Transformers? Kids’ stuff. Transformers: Revenge of the Fallen? Child’s play. Transformers: Dark of the Moon? NOT DARK ENOUGH. Yeah, it’s been pretty disappointing as an adult going to these movies about robots that transform into cars and tanks and giant scorpions and whatever and feeling like maybe the movies weren’t as serious as they could have been. Don’t worry, though, grown-ups, because Transformers: Age of Extinction is going to be so dark that you probably won’t even want to bring your kids to see it before you buy them the Dinobot action figures.
At least, that’s actor Titus Welliver’s take on the film. “It’s a bit more of a darker vision of the Transformers world,” he told Nerdist. “It’s not a kids movie, I’ll tell you that much.” Yes, much like its erstwhile star Shia LaBeouf, it seems like the Transformers series might be having an identity crisis. No longer content to just be a family-friendly film about robots levelling entire cities, probably leading to casualties in the thousands, it has a new star in brooding everyman Mark Wahlberg and will be re-appropriating the robots of the last three films in some sort of meta-commentary on the nature of creative expression and how, like, what even is art anyway?

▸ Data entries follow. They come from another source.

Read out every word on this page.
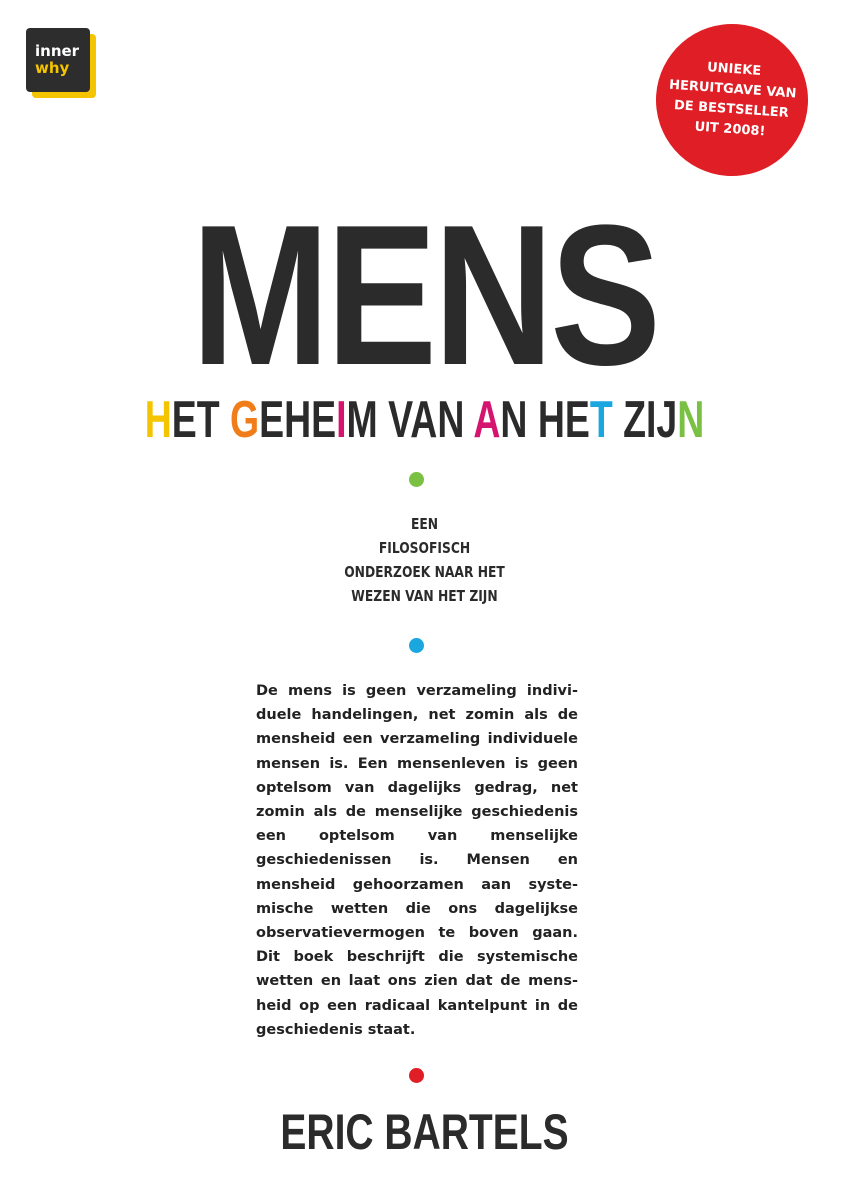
inner
why	UNIEKE
HERUITGAVE VAN
DE BESTSELLER
UIT 2008!
MENS
HET GEHEIM VAN AN HET ZIJN
EEN
FILOSOFISCH
ONDERZOEK NAAR HET
WEZEN VAN HET ZIJN

De mens is geen verzameling individuele handelingen, net zomin als de mensheid een verzameling individuele mensen is. Een mensenleven is geen optelsom van dagelijks gedrag, net zomin als de menselijke geschiedenis een optelsom van menselijke geschiedenissen is. Mensen en mensheid gehoorzamen aan systemische wetten die ons dagelijkse observatievermogen te boven gaan. Dit boek beschrijft die systemische wetten en laat ons zien dat de mensheid op een radicaal kantelpunt in de geschiedenis staat.

ERIC BARTELS
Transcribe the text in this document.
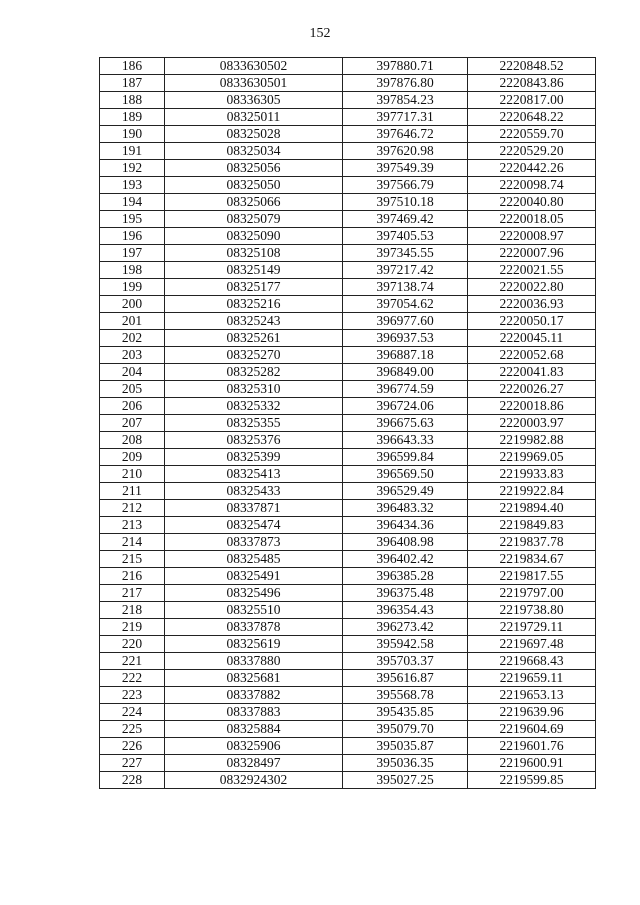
152
186	0833630502	397880.71	2220848.52
187	0833630501	397876.80	2220843.86
188	08336305	397854.23	2220817.00
189	08325011	397717.31	2220648.22
190	08325028	397646.72	2220559.70
191	08325034	397620.98	2220529.20
192	08325056	397549.39	2220442.26
193	08325050	397566.79	2220098.74
194	08325066	397510.18	2220040.80
195	08325079	397469.42	2220018.05
196	08325090	397405.53	2220008.97
197	08325108	397345.55	2220007.96
198	08325149	397217.42	2220021.55
199	08325177	397138.74	2220022.80
200	08325216	397054.62	2220036.93
201	08325243	396977.60	2220050.17
202	08325261	396937.53	2220045.11
203	08325270	396887.18	2220052.68
204	08325282	396849.00	2220041.83
205	08325310	396774.59	2220026.27
206	08325332	396724.06	2220018.86
207	08325355	396675.63	2220003.97
208	08325376	396643.33	2219982.88
209	08325399	396599.84	2219969.05
210	08325413	396569.50	2219933.83
211	08325433	396529.49	2219922.84
212	08337871	396483.32	2219894.40
213	08325474	396434.36	2219849.83
214	08337873	396408.98	2219837.78
215	08325485	396402.42	2219834.67
216	08325491	396385.28	2219817.55
217	08325496	396375.48	2219797.00
218	08325510	396354.43	2219738.80
219	08337878	396273.42	2219729.11
220	08325619	395942.58	2219697.48
221	08337880	395703.37	2219668.43
222	08325681	395616.87	2219659.11
223	08337882	395568.78	2219653.13
224	08337883	395435.85	2219639.96
225	08325884	395079.70	2219604.69
226	08325906	395035.87	2219601.76
227	08328497	395036.35	2219600.91
228	0832924302	395027.25	2219599.85
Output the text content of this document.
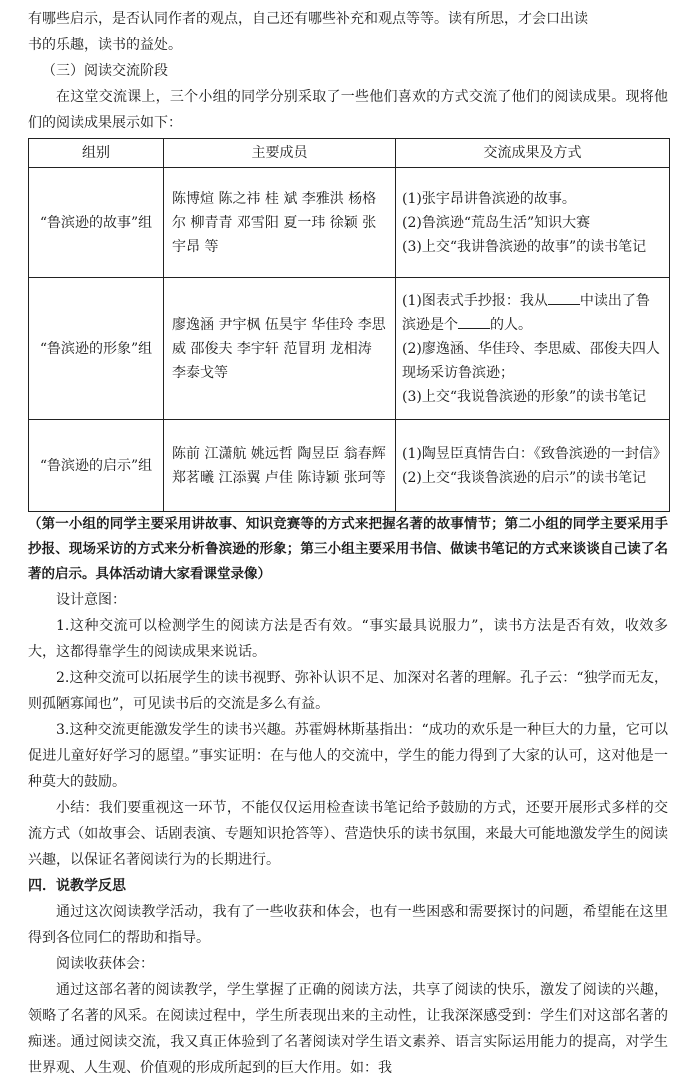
有哪些启示，是否认同作者的观点，自己还有哪些补充和观点等等。读有所思，才会口出读

书的乐趣，读书的益处。

（三）阅读交流阶段

在这堂交流课上，三个小组的同学分别采取了一些他们喜欢的方式交流了他们的阅读成果。现将他们的阅读成果展示如下：

组别	主要成员	交流成果及方式
“鲁滨逊的故事”组	陈博煊 陈之祎 桂 斌 李雅洪 杨格尔 柳青青 邓雪阳 夏一玮 徐颖 张宇昂 等	(1)张宇昂讲鲁滨逊的故事。
(2)鲁滨逊“荒岛生活”知识大赛
(3)上交“我讲鲁滨逊的故事”的读书笔记

“鲁滨逊的形象”组	廖逸涵 尹宇枫 伍昊宇 华佳玲 李思威 邵俊夫 李宇轩 范冒玥 龙相涛 李泰戈等	(1)图表式手抄报：我从 中读出了鲁滨逊是个 的人。
(2)廖逸涵、华佳玲、李思威、邵俊夫四人现场采访鲁滨逊；
(3)上交“我说鲁滨逊的形象”的读书笔记

“鲁滨逊的启示”组	陈前 江潇航 姚远哲 陶昱臣 翁春辉 郑茗曦 江添翼 卢佳 陈诗颖 张珂等	(1)陶昱臣真情告白：《致鲁滨逊的一封信》
(2)上交“我谈鲁滨逊的启示”的读书笔记

（第一小组的同学主要采用讲故事、知识竞赛等的方式来把握名著的故事情节；第二小组的同学主要采用手抄报、现场采访的方式来分析鲁滨逊的形象；第三小组主要采用书信、做读书笔记的方式来谈谈自己读了名著的启示。具体活动请大家看课堂录像）

设计意图：

1.这种交流可以检测学生的阅读方法是否有效。“事实最具说服力”，读书方法是否有效，收效多大，这都得靠学生的阅读成果来说话。

2.这种交流可以拓展学生的读书视野、弥补认识不足、加深对名著的理解。孔子云：“独学而无友，则孤陋寡闻也”，可见读书后的交流是多么有益。

3.这种交流更能激发学生的读书兴趣。苏霍姆林斯基指出：“成功的欢乐是一种巨大的力量，它可以促进儿童好好学习的愿望。”事实证明：在与他人的交流中，学生的能力得到了大家的认可，这对他是一种莫大的鼓励。

小结：我们要重视这一环节，不能仅仅运用检查读书笔记给予鼓励的方式，还要开展形式多样的交流方式（如故事会、话剧表演、专题知识抢答等）、营造快乐的读书氛围，来最大可能地激发学生的阅读兴趣，以保证名著阅读行为的长期进行。

四．说教学反思

通过这次阅读教学活动，我有了一些收获和体会，也有一些困惑和需要探讨的问题，希望能在这里得到各位同仁的帮助和指导。

阅读收获体会：

通过这部名著的阅读教学，学生掌握了正确的阅读方法，共享了阅读的快乐，激发了阅读的兴趣，领略了名著的风采。在阅读过程中，学生所表现出来的主动性，让我深深感受到：学生们对这部名著的痴迷。通过阅读交流，我又真正体验到了名著阅读对学生语文素养、语言实际运用能力的提高，对学生世界观、人生观、价值观的形成所起到的巨大作用。如：我
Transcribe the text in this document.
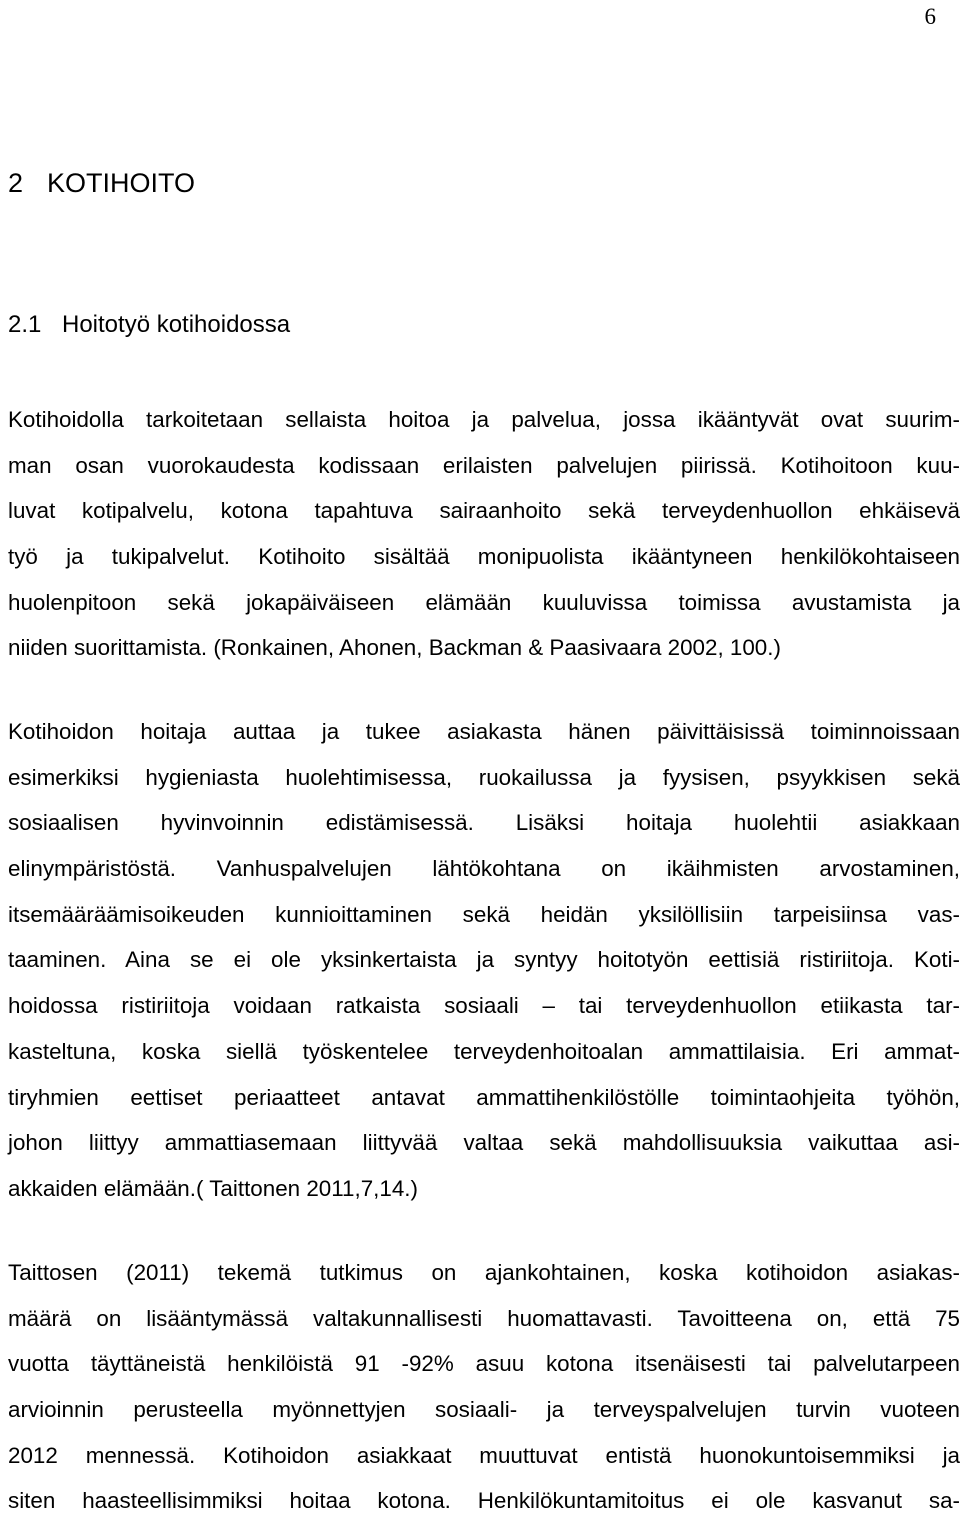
6
2 KOTIHOITO
2.1 Hoitotyö kotihoidossa
Kotihoidolla tarkoitetaan sellaista hoitoa ja palvelua, jossa ikääntyvät ovat suurim-
man osan vuorokaudesta kodissaan erilaisten palvelujen piirissä. Kotihoitoon kuu-
luvat kotipalvelu, kotona tapahtuva sairaanhoito sekä terveydenhuollon ehkäisevä
työ ja tukipalvelut. Kotihoito sisältää monipuolista ikääntyneen henkilökohtaiseen
huolenpitoon sekä jokapäiväiseen elämään kuuluvissa toimissa avustamista ja
niiden suorittamista. (Ronkainen, Ahonen, Backman & Paasivaara 2002, 100.)
Kotihoidon hoitaja auttaa ja tukee asiakasta hänen päivittäisissä toiminnoissaan
esimerkiksi hygieniasta huolehtimisessa, ruokailussa ja fyysisen, psyykkisen sekä
sosiaalisen hyvinvoinnin edistämisessä. Lisäksi hoitaja huolehtii asiakkaan
elinympäristöstä. Vanhuspalvelujen lähtökohtana on ikäihmisten arvostaminen,
itsemääräämisoikeuden kunnioittaminen sekä heidän yksilöllisiin tarpeisiinsa vas-
taaminen. Aina se ei ole yksinkertaista ja syntyy hoitotyön eettisiä ristiriitoja. Koti-
hoidossa ristiriitoja voidaan ratkaista sosiaali – tai terveydenhuollon etiikasta tar-
kasteltuna, koska siellä työskentelee terveydenhoitoalan ammattilaisia. Eri ammat-
tiryhmien eettiset periaatteet antavat ammattihenkilöstölle toimintaohjeita työhön,
johon liittyy ammattiasemaan liittyvää valtaa sekä mahdollisuuksia vaikuttaa asi-
akkaiden elämään.( Taittonen 2011,7,14.)
Taittosen (2011) tekemä tutkimus on ajankohtainen, koska kotihoidon asiakas-
määrä on lisääntymässä valtakunnallisesti huomattavasti. Tavoitteena on, että 75
vuotta täyttäneistä henkilöistä 91 -92% asuu kotona itsenäisesti tai palvelutarpeen
arvioinnin perusteella myönnettyjen sosiaali- ja terveyspalvelujen turvin vuoteen
2012 mennessä. Kotihoidon asiakkaat muuttuvat entistä huonokuntoisemmiksi ja
siten haasteellisimmiksi hoitaa kotona. Henkilökuntamitoitus ei ole kasvanut sa-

It’s possible I just made that last part up, though.
Welliver seemed marginally excited to have a part in the film, saying “I’ve now won the hard earned respect of my children because I’m in a Transformers film, and I’ve always wanted to work with Michael Bay and certainly Mark Wahlberg and Kelsey Grammer.” Surely that is the dream of every thespian: to act opposite Mark Wahlberg’s furrowed brow and Kelsey Grammer’s continued indignation at the fact that he’d have a lot more awards if he weren’t shut out by Hollywood’s liberal elite. It’s pretty much the modern equivalent of playing Rosencrantz or Guildenstern in Shakespeare’s Hamlet.
Transformers: Age of Extinction will hit theaters on June 27th. Don’t bring the young ones, though! This is a big boy movie.